The case involved the calculation of how much disposable income a Chapter 13 debtor has in which to pay off creditors. Ransom argued that he should be allowed to take a $471/month deduction for the ownership costs of his vehicle, despite the fact that he had paid the vehicle off. His credit card company disagreed: they stated that Ransom should have been unable to take the deduction and the $471 should have gone towards his creditors.

The Supreme Court sided with the credit card company. The majority opinion ruled that the statutory language that “[t]he debtor’s monthly expenses shall be the debtor’s applicable monthly expense amounts specified under the National Standards and Local Standards” uses the word “applicable” as a filter, and that the debtor may only take the deduction if “it is appropriate for him.” Using IRS guidelines on the National and Local Standards, the Court held that the deduction is only appropriate where the debtor has not fully paid off the vehicle.
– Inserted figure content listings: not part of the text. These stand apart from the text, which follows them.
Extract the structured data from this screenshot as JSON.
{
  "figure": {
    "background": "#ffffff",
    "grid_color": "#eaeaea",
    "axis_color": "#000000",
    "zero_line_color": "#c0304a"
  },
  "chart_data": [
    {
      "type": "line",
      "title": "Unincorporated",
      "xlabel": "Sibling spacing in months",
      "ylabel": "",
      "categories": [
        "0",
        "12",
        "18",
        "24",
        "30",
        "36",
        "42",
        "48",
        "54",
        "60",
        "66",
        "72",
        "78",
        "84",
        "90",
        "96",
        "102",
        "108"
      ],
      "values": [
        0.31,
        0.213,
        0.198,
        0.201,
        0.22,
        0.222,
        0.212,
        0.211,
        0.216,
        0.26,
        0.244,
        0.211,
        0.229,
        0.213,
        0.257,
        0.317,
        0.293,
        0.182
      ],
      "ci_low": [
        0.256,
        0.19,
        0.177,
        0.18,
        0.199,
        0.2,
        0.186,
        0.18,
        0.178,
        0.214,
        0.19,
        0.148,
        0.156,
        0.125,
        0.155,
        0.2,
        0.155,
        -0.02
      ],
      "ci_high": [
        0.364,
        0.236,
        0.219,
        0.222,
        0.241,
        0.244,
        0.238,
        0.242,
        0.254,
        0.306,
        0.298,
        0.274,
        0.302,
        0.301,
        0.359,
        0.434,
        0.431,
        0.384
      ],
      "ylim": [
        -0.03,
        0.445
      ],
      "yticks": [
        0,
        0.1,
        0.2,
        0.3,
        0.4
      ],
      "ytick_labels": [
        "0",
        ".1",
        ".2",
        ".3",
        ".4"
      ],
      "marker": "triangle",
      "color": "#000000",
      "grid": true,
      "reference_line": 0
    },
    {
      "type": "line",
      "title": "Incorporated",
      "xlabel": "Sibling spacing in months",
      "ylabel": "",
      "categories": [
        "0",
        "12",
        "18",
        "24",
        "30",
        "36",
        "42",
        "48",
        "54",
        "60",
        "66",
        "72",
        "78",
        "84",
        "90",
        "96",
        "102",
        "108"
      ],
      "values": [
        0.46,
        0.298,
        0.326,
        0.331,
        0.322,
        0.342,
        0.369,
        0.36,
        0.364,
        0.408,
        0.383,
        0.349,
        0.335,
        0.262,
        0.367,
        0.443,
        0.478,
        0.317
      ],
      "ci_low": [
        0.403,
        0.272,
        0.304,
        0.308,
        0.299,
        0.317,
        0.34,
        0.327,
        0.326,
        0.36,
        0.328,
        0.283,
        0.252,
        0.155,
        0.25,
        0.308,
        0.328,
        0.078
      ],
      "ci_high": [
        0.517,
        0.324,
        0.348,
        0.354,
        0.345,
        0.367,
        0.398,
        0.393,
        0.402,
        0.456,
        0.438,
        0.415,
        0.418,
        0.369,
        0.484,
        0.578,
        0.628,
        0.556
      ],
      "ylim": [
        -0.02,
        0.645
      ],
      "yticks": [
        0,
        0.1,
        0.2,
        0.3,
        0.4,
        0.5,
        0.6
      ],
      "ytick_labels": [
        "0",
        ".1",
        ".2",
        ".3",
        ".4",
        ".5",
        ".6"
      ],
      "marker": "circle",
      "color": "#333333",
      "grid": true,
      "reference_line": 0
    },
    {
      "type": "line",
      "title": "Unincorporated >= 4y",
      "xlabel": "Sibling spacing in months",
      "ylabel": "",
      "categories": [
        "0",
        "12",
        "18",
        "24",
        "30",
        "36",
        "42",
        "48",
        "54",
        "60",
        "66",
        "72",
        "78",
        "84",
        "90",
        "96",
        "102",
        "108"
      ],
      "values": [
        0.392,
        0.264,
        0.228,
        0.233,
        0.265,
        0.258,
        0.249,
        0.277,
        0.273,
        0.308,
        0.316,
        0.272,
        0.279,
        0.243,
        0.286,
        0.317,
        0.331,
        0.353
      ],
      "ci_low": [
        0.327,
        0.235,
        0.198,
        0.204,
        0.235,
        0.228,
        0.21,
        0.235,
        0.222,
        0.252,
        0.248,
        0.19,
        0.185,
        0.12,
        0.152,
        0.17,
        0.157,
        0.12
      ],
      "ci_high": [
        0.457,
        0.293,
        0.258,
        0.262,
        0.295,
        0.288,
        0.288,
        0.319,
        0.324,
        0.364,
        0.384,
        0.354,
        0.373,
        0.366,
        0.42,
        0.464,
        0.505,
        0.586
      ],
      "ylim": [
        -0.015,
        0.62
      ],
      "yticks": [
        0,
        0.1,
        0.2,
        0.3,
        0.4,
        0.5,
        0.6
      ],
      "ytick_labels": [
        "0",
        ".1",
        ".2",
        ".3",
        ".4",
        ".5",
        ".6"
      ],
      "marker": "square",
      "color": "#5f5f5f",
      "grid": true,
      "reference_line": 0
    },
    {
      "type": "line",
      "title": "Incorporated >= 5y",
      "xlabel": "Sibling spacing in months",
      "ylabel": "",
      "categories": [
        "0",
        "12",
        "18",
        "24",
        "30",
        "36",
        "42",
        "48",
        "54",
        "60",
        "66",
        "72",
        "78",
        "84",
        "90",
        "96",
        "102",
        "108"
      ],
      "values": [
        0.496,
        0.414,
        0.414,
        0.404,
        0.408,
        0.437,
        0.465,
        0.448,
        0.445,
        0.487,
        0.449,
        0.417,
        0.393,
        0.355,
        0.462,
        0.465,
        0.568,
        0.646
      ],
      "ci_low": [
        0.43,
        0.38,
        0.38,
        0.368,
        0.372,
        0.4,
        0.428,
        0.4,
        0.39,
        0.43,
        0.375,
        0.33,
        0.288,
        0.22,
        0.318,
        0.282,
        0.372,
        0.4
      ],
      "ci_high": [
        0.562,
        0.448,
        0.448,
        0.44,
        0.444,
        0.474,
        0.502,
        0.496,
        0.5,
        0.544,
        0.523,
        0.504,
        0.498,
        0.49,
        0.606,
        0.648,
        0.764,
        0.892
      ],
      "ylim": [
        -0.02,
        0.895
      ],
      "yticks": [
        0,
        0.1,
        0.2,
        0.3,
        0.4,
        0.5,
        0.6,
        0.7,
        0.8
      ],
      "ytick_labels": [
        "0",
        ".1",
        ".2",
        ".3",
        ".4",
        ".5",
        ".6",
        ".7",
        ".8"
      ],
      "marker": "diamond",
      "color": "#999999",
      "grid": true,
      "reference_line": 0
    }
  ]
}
Justice Scalia disagreed: he argued that the term “applicable” meant that the debtor should be able to take the deduction based on the number of cars the debtor owns. Focusing on the language of the Bankruptcy Code itself, Justice Scalia argued that the debtor’s interpretation of the statute was reasonable, and that there are other deductions in the Bankruptcy Code that are only to be taken if “reasonable and necessary.” Justice Scalia stated that he found it “strange” that Congress would have intended to so narrowly limit the vehicle ownership deduction merely by using the word “applicable.”

While this case is mainly of interest to bankruptcy practitioners, it does suggest a new dynamic on the Court. A new Justice’s first opinion is typically a unanimous opinion on an uncontroversial topic. But Justice Scalia’s spirited dissent suggests that there may be some significant disagreement between the ends of the ideological spectrum on the Court.